According to Andrew Ramsay, first co-author of the article alongside Carla D. Robles, Mark Harland and Lauren G. Aoude, "after the discovery of several variants of the POT1 gene in familial melanomas, we were able to prove that the structural and biochemical consequences of said variants on the protein codified by this gene were indistinguishable from those that we had found in the case of the somatic mutations associated to leukemia". This fact suggests that the function lost in both cases is necessary to maintain the normal state of the cells and to avoid the development of several types of tumors. Therefore, it is probable that other proteins that collaborate to the same function are also involved in the tumoral progression, and that they may relate cases that were, at first, considered unrelated.
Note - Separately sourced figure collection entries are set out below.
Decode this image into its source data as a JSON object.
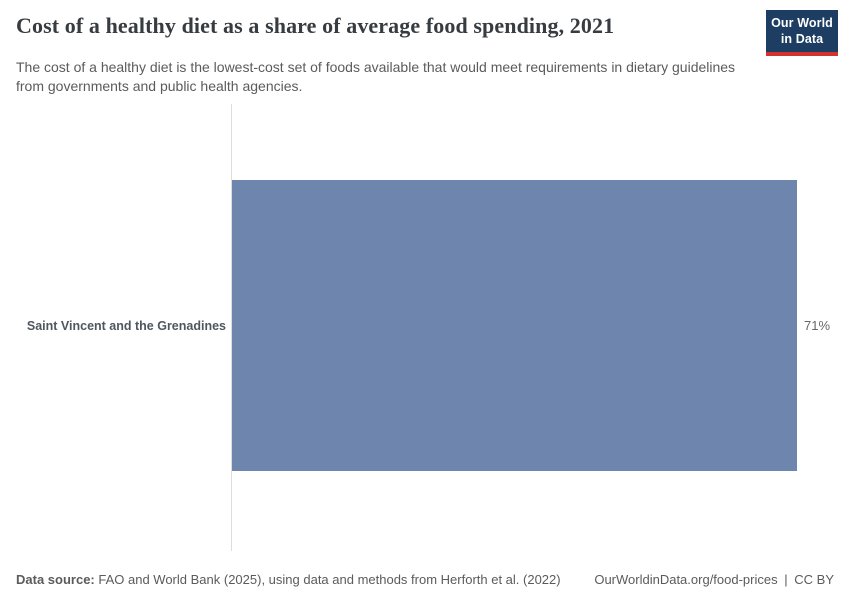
{
  "header": {
    "title": "Cost of a healthy diet as a share of average food spending, 2021",
    "subtitle": "The cost of a healthy diet is the lowest-cost set of foods available that would meet requirements in dietary guidelines from governments and public health agencies.",
    "logo": {
      "line1": "Our World",
      "line2": "in Data",
      "bg_color": "#1d3d63",
      "accent_color": "#d0342c"
    }
  },
  "chart_data": {
    "type": "bar",
    "orientation": "horizontal",
    "title": "Cost of a healthy diet as a share of average food spending, 2021",
    "categories": [
      "Saint Vincent and the Grenadines"
    ],
    "values": [
      71
    ],
    "unit": "%",
    "value_labels": [
      "71%"
    ],
    "xlim": [
      0,
      71
    ],
    "grid": false,
    "legend": "none",
    "axis_ticks_visible": false,
    "bar_color": "#6e85ad",
    "axis_line_color": "#dcdcdc"
  },
  "footer": {
    "source_label": "Data source:",
    "source_text": "FAO and World Bank (2025), using data and methods from Herforth et al. (2022)",
    "url": "OurWorldinData.org/food-prices",
    "separator": "|",
    "license": "CC BY"
  }
}
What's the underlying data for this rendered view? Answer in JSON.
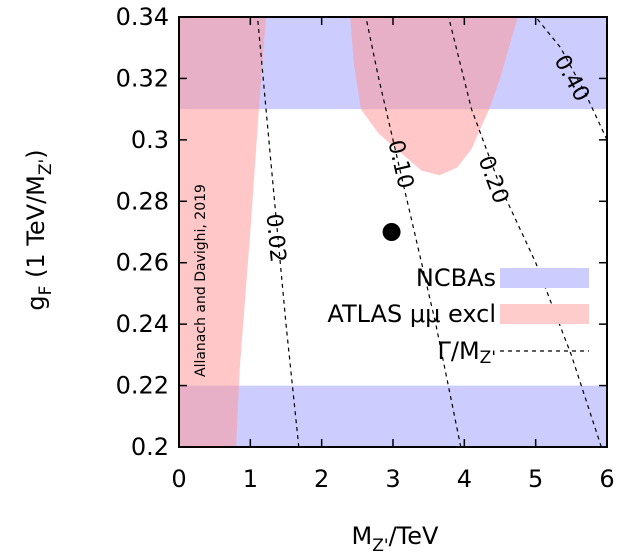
{
  "chart_data": {
    "type": "contour",
    "xlabel": "M",
    "xlabel_sub": "Z'",
    "xlabel_suffix": "/TeV",
    "ylabel": "g",
    "ylabel_sub": "F",
    "ylabel_suffix": " (1 TeV/M",
    "ylabel_sub2": "Z'",
    "ylabel_end": ")",
    "xlim": [
      0,
      6
    ],
    "ylim": [
      0.2,
      0.34
    ],
    "xticks": [
      0,
      1,
      2,
      3,
      4,
      5,
      6
    ],
    "yticks": [
      0.2,
      0.22,
      0.24,
      0.26,
      0.28,
      0.3,
      0.32,
      0.34
    ],
    "ytick_labels": [
      "0.2",
      "0.22",
      "0.24",
      "0.26",
      "0.28",
      "0.3",
      "0.32",
      "0.34"
    ],
    "credit": "Allanach and Davighi, 2019",
    "regions": [
      {
        "name": "NCBAs",
        "color": "#9999ff",
        "opacity": 0.5,
        "polygons": [
          [
            [
              0,
              0.31
            ],
            [
              6,
              0.31
            ],
            [
              6,
              0.34
            ],
            [
              0,
              0.34
            ]
          ],
          [
            [
              0,
              0.2
            ],
            [
              6,
              0.2
            ],
            [
              6,
              0.22
            ],
            [
              0,
              0.22
            ]
          ]
        ]
      },
      {
        "name": "ATLAS μμ excl",
        "color": "#ff9999",
        "opacity": 0.55,
        "polygons": [
          [
            [
              0,
              0.2
            ],
            [
              0.8,
              0.2
            ],
            [
              0.85,
              0.225
            ],
            [
              1.0,
              0.27
            ],
            [
              1.12,
              0.31
            ],
            [
              1.22,
              0.34
            ],
            [
              0,
              0.34
            ]
          ],
          [
            [
              2.4,
              0.34
            ],
            [
              2.45,
              0.325
            ],
            [
              2.55,
              0.31
            ],
            [
              2.8,
              0.302
            ],
            [
              3.1,
              0.296
            ],
            [
              3.4,
              0.29
            ],
            [
              3.65,
              0.2885
            ],
            [
              3.9,
              0.291
            ],
            [
              4.1,
              0.297
            ],
            [
              4.25,
              0.305
            ],
            [
              4.35,
              0.31
            ],
            [
              4.5,
              0.32
            ],
            [
              4.75,
              0.34
            ]
          ]
        ]
      }
    ],
    "contour_series": {
      "name": "Γ/M",
      "name_sub": "Z'",
      "lines": [
        {
          "label": "0.02",
          "label_at": [
            1.35,
            0.268
          ],
          "points": [
            [
              1.68,
              0.2
            ],
            [
              1.5,
              0.24
            ],
            [
              1.38,
              0.27
            ],
            [
              1.3,
              0.29
            ],
            [
              1.22,
              0.31
            ],
            [
              1.18,
              0.32
            ],
            [
              1.1,
              0.34
            ]
          ]
        },
        {
          "label": "0.10",
          "label_at": [
            3.1,
            0.292
          ],
          "points": [
            [
              3.95,
              0.2
            ],
            [
              3.6,
              0.24
            ],
            [
              3.3,
              0.27
            ],
            [
              3.0,
              0.3
            ],
            [
              2.8,
              0.32
            ],
            [
              2.62,
              0.34
            ]
          ]
        },
        {
          "label": "0.20",
          "label_at": [
            4.4,
            0.287
          ],
          "points": [
            [
              5.92,
              0.2
            ],
            [
              5.5,
              0.23
            ],
            [
              5.0,
              0.26
            ],
            [
              4.5,
              0.285
            ],
            [
              4.1,
              0.31
            ],
            [
              3.78,
              0.34
            ]
          ]
        },
        {
          "label": "0.40",
          "label_at": [
            5.5,
            0.32
          ],
          "points": [
            [
              6.0,
              0.3
            ],
            [
              5.7,
              0.315
            ],
            [
              5.35,
              0.33
            ],
            [
              5.0,
              0.34
            ]
          ]
        }
      ]
    },
    "points": [
      {
        "x": 2.98,
        "y": 0.27,
        "marker": "filled-circle"
      }
    ],
    "legend": {
      "placement": "center-right",
      "entries": [
        {
          "label": "NCBAs",
          "kind": "swatch",
          "color": "#ccccff"
        },
        {
          "label": "ATLAS μμ excl",
          "kind": "swatch",
          "color": "#ffcccc"
        },
        {
          "label": "Γ/M",
          "label_sub": "Z'",
          "kind": "dashed-line"
        }
      ]
    }
  }
}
Thus, Víctor Quesada points out that "if this hypothesis was verified, it would suppose an important step towards understanding how certain types of tumors that are very hard to study now are born".
KEY ASPECTS OF THE STUDY
- This research has found variants of the POT1 gene that may lead to the inheritance of a type of melanoma.
- POT1 is a necessary factor for the proper functioning of the complex that protects the telomeres that maintains the integrity of the chromosomes.
- The variants found are equivalent to the mutations previously identified in patients of chronic lymphocytic leukemia.
- The mutations of POT1 seem to be part of one of the basic mechanisms that lead to the development of cancer.
Institutions that have participated in this research:
- University of Oviedo/University Institute of Oncology
- Wellcome Trust Sanger Institute (Cambridge, United Kingdom)
- QIMR Berghofer Medical Research Institute (Brisbane, Australia)
- National Cancer Institute (Bethesda, USA)
- Leiden University Medical Centre (Leiden, Holland)
Funding: The work conducted by the University of Oviedo has been funded by the Ministry of Economics and Competitiveness/Carlos III Institute, the Botín Foundation and the Cajastur Social Foundation.
Banner Image
The image shows that the new variants of POT1 found in patients with familial melanoma are located at the same regions that the mutations previously described in leukemias. The figure represents the structure of POT1 (green) merged with the telomeric DNA (blue). The mutated zones in LLC, all of them close to telomerica DNA, are marked in orange. The new variants, marked in red, are also found new the DNA of the telomere and have similar biological consequences.